In a sense, the showcases have been delightfully inclusive and democratic affairs, with a variety of different groups joining in and dances choreographed, costumed, and lit by the students themselves. At the same time, however, I have found certain of the productions mildly off-putting, in part because of the basic similarity of many numbers (to a jazz/funk beat, a few dancers trickle in from the sides, do their thing, and then are joined by lots of dancers streaming in from the sides to do something similar); and in part because the raucous whooping and name-shouting coming from friends in the audience tend to reduce potentially distinctive numbers to an undifferentiated bread-and-circuses mish-mash.
So, when I ran into Julie Cosenza and Danielle Clements, two of this coming weekend’s choreographers, a few days ago, I was eager to ask them about the show, and they were eager to talk.

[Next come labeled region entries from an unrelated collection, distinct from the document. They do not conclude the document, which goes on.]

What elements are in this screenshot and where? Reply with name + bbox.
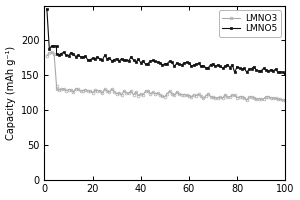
LMNO3: [226, 96, 229, 98]
Line: LMNO3: LMNO3: [46, 51, 286, 102]
LMNO3: [62, 88, 65, 90]
LMNO5: [59, 52, 63, 55]
LMNO5: [153, 60, 157, 63]
LMNO3: [50, 51, 53, 53]
LMNO3: [45, 54, 49, 57]
Legend: LMNO3, LMNO5: LMNO3, LMNO5: [219, 10, 281, 37]
LMNO5: [223, 65, 227, 68]
LMNO5: [45, 8, 49, 10]
LMNO3: [156, 92, 159, 94]
LMNO3: [105, 90, 109, 92]
Y-axis label: Capacity (mAh g⁻¹): Capacity (mAh g⁻¹): [6, 46, 16, 140]
LMNO5: [284, 73, 287, 75]
LMNO3: [284, 98, 287, 101]
Line: LMNO5: LMNO5: [46, 8, 286, 76]
LMNO5: [187, 62, 191, 64]
LMNO3: [214, 97, 217, 99]
LMNO3: [190, 96, 193, 98]
LMNO3: [281, 99, 285, 102]
LMNO5: [103, 54, 106, 57]
LMNO5: [211, 63, 215, 65]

The two told me that they had high hopes for this production, that they felt the dancers who had applied to participate were definitely up a level from those in previous shows, that several strong male dancers, especially Matt Bartlett, had joined in, and that the different sorts of dances being performed had been considerably widened and would thus add greater texture and theatricality to this year’s production.
Cosenza was particularly excited by a work she had choreographed, called “World War II.” It was, she said, much more mime than dance—a serious, evocative piece set to, among other things, Mozart’s Requiem.
Clements discussed a work she had designed called “Silence.” She said that she and other choreographers were paying increased attention to “shaping,” that aspect of dance that concentrates on those moments when bodies or groups of bodies are positioned with regard to one another so as to create brief, striking, tableau-like effects. She also looked forward to the lifts and other more rigorously physical aspects of her dance.
The two spoke eagerly of Sue Pate’s Martha Graham-like “Wayfaring Stranger” and the stage forest through which the work’s protagonists struggle to work their way. They also mentioned Emma Jessee and Beau Scarborough’s “Ballroom Through the Ages,” with its condensed history of American dance, and Ryane Salked’s Balanchine-influenced “Den of Iniquity,” a more nearly classical ballet set to Mussorgsky’s Night on Bald Mountain and pitting good-guy angels against bad-guy devils.
So it looks like a promising event, including the works mentioned above, as well as the usual jazz/funk/hip-hop numbers and dancers as diverse as tappers, CSU cheerleaders, Irish reelers, cowboys and cowgirls, seducer-vamps and, of course, large opening and closing production numbers.
I guess I’ll have to dust off my aged dancing shoes. See you there—with yours.